SGT. PEPPER’S LONELY VICTIMS CLUB — or Maxwell’s Silver Microaggressions? “When Beatlemania Is a Microaggression…It is time to rejoice, for all our troubles are so far away…,” Nick Gillespie quips at Reason.

Gillespie spots psychology professor Adam J. Rodriguez of California’s Notre Dame de Namaur University, who takes to the Huffington Post* to whine that “My friend, caught in his ethnocentric blindness, could not grasp that somebody would have a different experience and values from him:”

For him, there was a given. The given was that everybody would love the Beatles. My lack of interest in their music could only be understood by him as psychopathology. I was flawed. It could not be understood as a cultural difference. Of course, he has no idea who Oscar Hernandez is, and believes that Carlos Santana wrote Oye Como Va (he didn’t, by the way). But that’s okay. How should I expect him to know these things when they are so outside of his cultural experience?

As always, life imitates Bill Murray in Stripes, who said to his girlfriend at the start of the movie, “Someday, Tito Puente’s gonna be dead, and you’re gonna say, ‘Oh, I’ve been listening to him for years, and I think he’s fabulous.'” But then, as Gillespie — himself no fan of the Beatles** — responds, lighten up, Adam:

 

There has never been less of a dominant monoculture than ever before and there has never been as open a standing invitation to open people’s minds to what you like, care about, and think is totally fab and gear. Without a doubt, there are people who are convinced and terrified that the world they grew up is in its death throes (watch this if you don’t believe me), which only underscores the point that the mainstream has shrunk since the mid-’90s when we talked with Rodriguez, much less 1970, when the Beatles broke up (thank you for that, Yoko Ono, thank you, thank you, thank you). From that 1994 interview again:

Most people tend to use culture in a static sense—he represents this culture and I represent this culture. I think culture is much more fluid and experiential. I belong to many cultures. I’ve had many cultural experiences. And the notion that I’ve lost my culture is ludicrous. because you can’t lose a culture. You can change a culture in your lifetime. as in fact most of us do. I’m not my father. I didn’t grow up in the state of Colima in Western Mexico. I grew up in California in the 1950s. The notion that I’ve lost his culture is, of course, at some level true, but not interesting. The interesting thing is that my culture is I Love Lucy.

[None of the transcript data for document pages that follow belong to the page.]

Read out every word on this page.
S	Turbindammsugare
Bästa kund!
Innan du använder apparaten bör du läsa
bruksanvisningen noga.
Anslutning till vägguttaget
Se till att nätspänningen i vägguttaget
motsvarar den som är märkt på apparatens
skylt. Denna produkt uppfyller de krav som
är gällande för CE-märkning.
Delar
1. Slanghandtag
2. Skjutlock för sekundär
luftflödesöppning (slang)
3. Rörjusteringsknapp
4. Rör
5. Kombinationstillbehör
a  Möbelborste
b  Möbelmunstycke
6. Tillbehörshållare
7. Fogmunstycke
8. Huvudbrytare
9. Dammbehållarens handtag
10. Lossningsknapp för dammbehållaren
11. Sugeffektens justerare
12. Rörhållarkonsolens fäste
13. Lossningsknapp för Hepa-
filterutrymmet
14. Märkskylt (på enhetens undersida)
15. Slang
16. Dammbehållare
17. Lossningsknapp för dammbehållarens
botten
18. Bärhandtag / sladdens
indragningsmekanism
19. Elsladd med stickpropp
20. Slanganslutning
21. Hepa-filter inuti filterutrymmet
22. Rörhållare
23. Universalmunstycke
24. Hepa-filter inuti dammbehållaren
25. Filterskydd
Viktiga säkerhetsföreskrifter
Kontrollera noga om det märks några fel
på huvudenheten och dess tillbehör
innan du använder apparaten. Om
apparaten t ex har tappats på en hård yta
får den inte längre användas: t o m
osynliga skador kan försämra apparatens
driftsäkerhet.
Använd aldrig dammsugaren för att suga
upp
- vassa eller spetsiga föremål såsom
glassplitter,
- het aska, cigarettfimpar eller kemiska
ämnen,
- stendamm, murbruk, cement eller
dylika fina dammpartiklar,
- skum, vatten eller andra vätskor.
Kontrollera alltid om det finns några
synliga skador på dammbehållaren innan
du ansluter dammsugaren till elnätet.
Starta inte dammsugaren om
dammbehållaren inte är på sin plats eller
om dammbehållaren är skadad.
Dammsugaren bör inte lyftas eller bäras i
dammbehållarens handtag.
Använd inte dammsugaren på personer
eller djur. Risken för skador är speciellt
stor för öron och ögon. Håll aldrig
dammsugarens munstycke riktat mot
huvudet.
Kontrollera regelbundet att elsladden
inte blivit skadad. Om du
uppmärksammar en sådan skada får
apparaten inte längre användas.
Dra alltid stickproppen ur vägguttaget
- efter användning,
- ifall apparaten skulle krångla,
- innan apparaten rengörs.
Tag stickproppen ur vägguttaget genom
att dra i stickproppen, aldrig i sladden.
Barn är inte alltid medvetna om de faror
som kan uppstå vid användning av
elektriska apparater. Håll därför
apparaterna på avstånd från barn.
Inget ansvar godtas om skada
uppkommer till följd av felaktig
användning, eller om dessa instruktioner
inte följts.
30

For the perpetually aggrieved, time has stood still as it did for Miss Havisham and they mistake the current moment, which has different problems and advantages and contexts, for a past whose issues and indignities no longer pertain in the same way. The hunt is always afoot not for moving to a future that is open-ended, inclusive, and far more interesting and innovative than the present but for reviving and maintaining grievances, no matter how trivial and inconsequential.

Read the whole thing; no word yet if Rodriguez has any strong opinions on the Rutles.

* In an age when so many global warming experts insist, as they have for the last 45 years, that Mother Gaia only has five years to live, is this really the best use of the Huffington Post’s giant air conditioned server farm to hasten her demise?

** No seriously, how can anyone not love the Beatles?